Charlotte Peterson, PhD and former director of the Center for Muscle Biology, was the previous Joseph Hamburg Endowed Professor — and she also served as one of Noehren’s mentors.

“It has been so rewarding seeing Brian develop into such a successful and accomplished scientist,” Peterson said. “He is one of the most talented and driven researchers I have ever worked with. It is an honor to pass on the Hamburg Endowed Professorship to him. Well-deserved!”

Noehren said he felt honored — but he also feels the weight of responsibility.

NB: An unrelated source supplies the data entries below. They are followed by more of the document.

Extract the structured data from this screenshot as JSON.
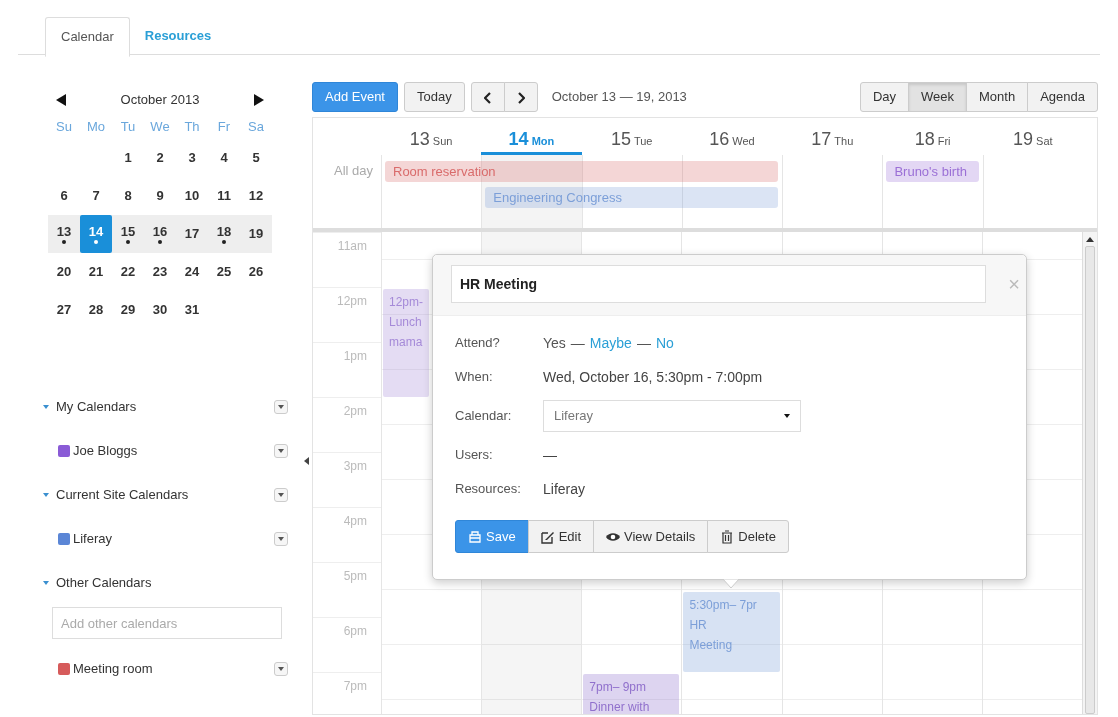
{
  "tabs": [
    {
      "label": "Calendar",
      "selected": true
    },
    {
      "label": "Resources",
      "selected": false
    }
  ],
  "mini_calendar": {
    "title": "October 2013",
    "weekdays": [
      "Su",
      "Mo",
      "Tu",
      "We",
      "Th",
      "Fr",
      "Sa"
    ],
    "weeks": [
      {
        "highlighted": false,
        "days": [
          {
            "label": "1",
            "has_events": false,
            "selected": false
          },
          {
            "label": "2",
            "has_events": false,
            "selected": false
          },
          {
            "label": "3",
            "has_events": false,
            "selected": false
          },
          {
            "label": "4",
            "has_events": false,
            "selected": false
          },
          {
            "label": "5",
            "has_events": false,
            "selected": false
          }
        ]
      },
      {
        "highlighted": false,
        "days": [
          {
            "label": "6",
            "has_events": false,
            "selected": false
          },
          {
            "label": "7",
            "has_events": false,
            "selected": false
          },
          {
            "label": "8",
            "has_events": false,
            "selected": false
          },
          {
            "label": "9",
            "has_events": false,
            "selected": false
          },
          {
            "label": "10",
            "has_events": false,
            "selected": false
          },
          {
            "label": "11",
            "has_events": false,
            "selected": false
          },
          {
            "label": "12",
            "has_events": false,
            "selected": false
          }
        ]
      },
      {
        "highlighted": true,
        "days": [
          {
            "label": "13",
            "has_events": true,
            "selected": false
          },
          {
            "label": "14",
            "has_events": true,
            "selected": true
          },
          {
            "label": "15",
            "has_events": true,
            "selected": false
          },
          {
            "label": "16",
            "has_events": true,
            "selected": false
          },
          {
            "label": "17",
            "has_events": false,
            "selected": false
          },
          {
            "label": "18",
            "has_events": true,
            "selected": false
          },
          {
            "label": "19",
            "has_events": false,
            "selected": false
          }
        ]
      },
      {
        "highlighted": false,
        "days": [
          {
            "label": "20",
            "has_events": false,
            "selected": false
          },
          {
            "label": "21",
            "has_events": false,
            "selected": false
          },
          {
            "label": "22",
            "has_events": false,
            "selected": false
          },
          {
            "label": "23",
            "has_events": false,
            "selected": false
          },
          {
            "label": "24",
            "has_events": false,
            "selected": false
          },
          {
            "label": "25",
            "has_events": false,
            "selected": false
          },
          {
            "label": "26",
            "has_events": false,
            "selected": false
          }
        ]
      },
      {
        "highlighted": false,
        "days": [
          {
            "label": "27",
            "has_events": false,
            "selected": false
          },
          {
            "label": "28",
            "has_events": false,
            "selected": false
          },
          {
            "label": "29",
            "has_events": false,
            "selected": false
          },
          {
            "label": "30",
            "has_events": false,
            "selected": false
          },
          {
            "label": "31",
            "has_events": false,
            "selected": false
          }
        ]
      }
    ]
  },
  "sidebar": {
    "sections": [
      {
        "title": "My Calendars",
        "expanded": true,
        "has_options": true,
        "calendars": [
          {
            "name": "Joe Bloggs",
            "color": "#8a5bd6"
          }
        ]
      },
      {
        "title": "Current Site Calendars",
        "expanded": true,
        "has_options": true,
        "calendars": [
          {
            "name": "Liferay",
            "color": "#5b86d6"
          }
        ]
      },
      {
        "title": "Other Calendars",
        "expanded": true,
        "has_options": false,
        "search_placeholder": "Add other calendars",
        "calendars": [
          {
            "name": "Meeting room",
            "color": "#d65b5b"
          }
        ]
      }
    ]
  },
  "toolbar": {
    "add_event": "Add Event",
    "today": "Today",
    "range": "October 13 — 19, 2013",
    "views": [
      {
        "label": "Day",
        "selected": false
      },
      {
        "label": "Week",
        "selected": true
      },
      {
        "label": "Month",
        "selected": false
      },
      {
        "label": "Agenda",
        "selected": false
      }
    ]
  },
  "week": {
    "all_day_label": "All day",
    "days": [
      {
        "number": "13",
        "name": "Sun",
        "selected": false
      },
      {
        "number": "14",
        "name": "Mon",
        "selected": true
      },
      {
        "number": "15",
        "name": "Tue",
        "selected": false
      },
      {
        "number": "16",
        "name": "Wed",
        "selected": false
      },
      {
        "number": "17",
        "name": "Thu",
        "selected": false
      },
      {
        "number": "18",
        "name": "Fri",
        "selected": false
      },
      {
        "number": "19",
        "name": "Sat",
        "selected": false
      }
    ],
    "all_day_events": [
      {
        "title": "Room reservation",
        "color": "#d96b6b"
      },
      {
        "title": "Engineering Congress",
        "color": "#7c9fd8"
      },
      {
        "title": "Bruno's birth",
        "color": "#9b6fd6"
      }
    ],
    "hours": [
      "11am",
      "12pm",
      "1pm",
      "2pm",
      "3pm",
      "4pm",
      "5pm",
      "6pm",
      "7pm"
    ],
    "events": [
      {
        "lines": [
          "12pm-",
          "Lunch",
          "mama"
        ],
        "color": "#a58ad8"
      },
      {
        "lines": [
          "5:30pm– 7pr",
          "HR",
          "Meeting"
        ],
        "color": "#7c9fd8"
      },
      {
        "lines": [
          "7pm– 9pm",
          "Dinner with"
        ],
        "color": "#9070cc"
      }
    ]
  },
  "popover": {
    "title": "HR Meeting",
    "close": "×",
    "separator": "—",
    "fields": [
      {
        "kind": "attend",
        "label": "Attend?",
        "options": [
          {
            "label": "Yes",
            "selected": true
          },
          {
            "label": "Maybe",
            "selected": false
          },
          {
            "label": "No",
            "selected": false
          }
        ]
      },
      {
        "kind": "text",
        "label": "When:",
        "value": "Wed, October 16, 5:30pm - 7:00pm"
      },
      {
        "kind": "select",
        "label": "Calendar:",
        "value": "Liferay"
      },
      {
        "kind": "text",
        "label": "Users:",
        "value": "—"
      },
      {
        "kind": "text",
        "label": "Resources:",
        "value": "Liferay"
      }
    ],
    "buttons": [
      {
        "label": "Save",
        "kind": "save"
      },
      {
        "label": "Edit",
        "kind": "edit"
      },
      {
        "label": "View Details",
        "kind": "view"
      },
      {
        "label": "Delete",
        "kind": "delete"
      }
    ]
  }
}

“I see this as recognition for my laboratory and for all the wonderful people who work in our lab,” he said. “It takes a lot of people to do the research we do, and the credit really goes to everybody. Their success is my success, and I always think about how I can be the best person I can be to help them. I have also been fortunate to have had great mentorship from people like Charlotte, who has been instrumental in my career, so I feel this awesome sense of responsibility to keep all of that momentum that she had going. They’re big shoes to fill.”

Noehren has specialized in researching lower extremity injuries, and his work is focused on combining biomechanics with measures of muscle function and pain response to better understand mechanisms of injury to ultimately improve patient outcomes.  

Few states need the help more than Kentucky.

“Our state has a number of health disparities, and one of the most prevalent that doesn’t get a lot of attention is musculoskeletal conditions,” he said. “They are actually one of the leading sources of disability and reasons missed for work.”

“We’re thrilled to see Dr. Noehren accept the Joseph Hamburg Professorship,” said Dean Lephart. “He is accomplished, he is driven, and he has a remarkable reputation as a researcher and professor. Historically, this endowment has a proven track record in the College of Health Sciences, and we are certain he will continue its legacy.”

Still, after all this time, Noehren said what keeps motivating him is not accolades or awards — it is the thought of helping patients and students.

“The thing that lights my fire is, I want to be able to look back at the end of my career and see that the body of work we have done has moved the needle in some positive direction to help ease the pain and improve the wellbeing of people with these conditions,” he said. “That’s what really drives me — that, as well as helping mentor and train everyone from undergraduate students to graduate students and post-docs in my laboratory and seeing them be successful.”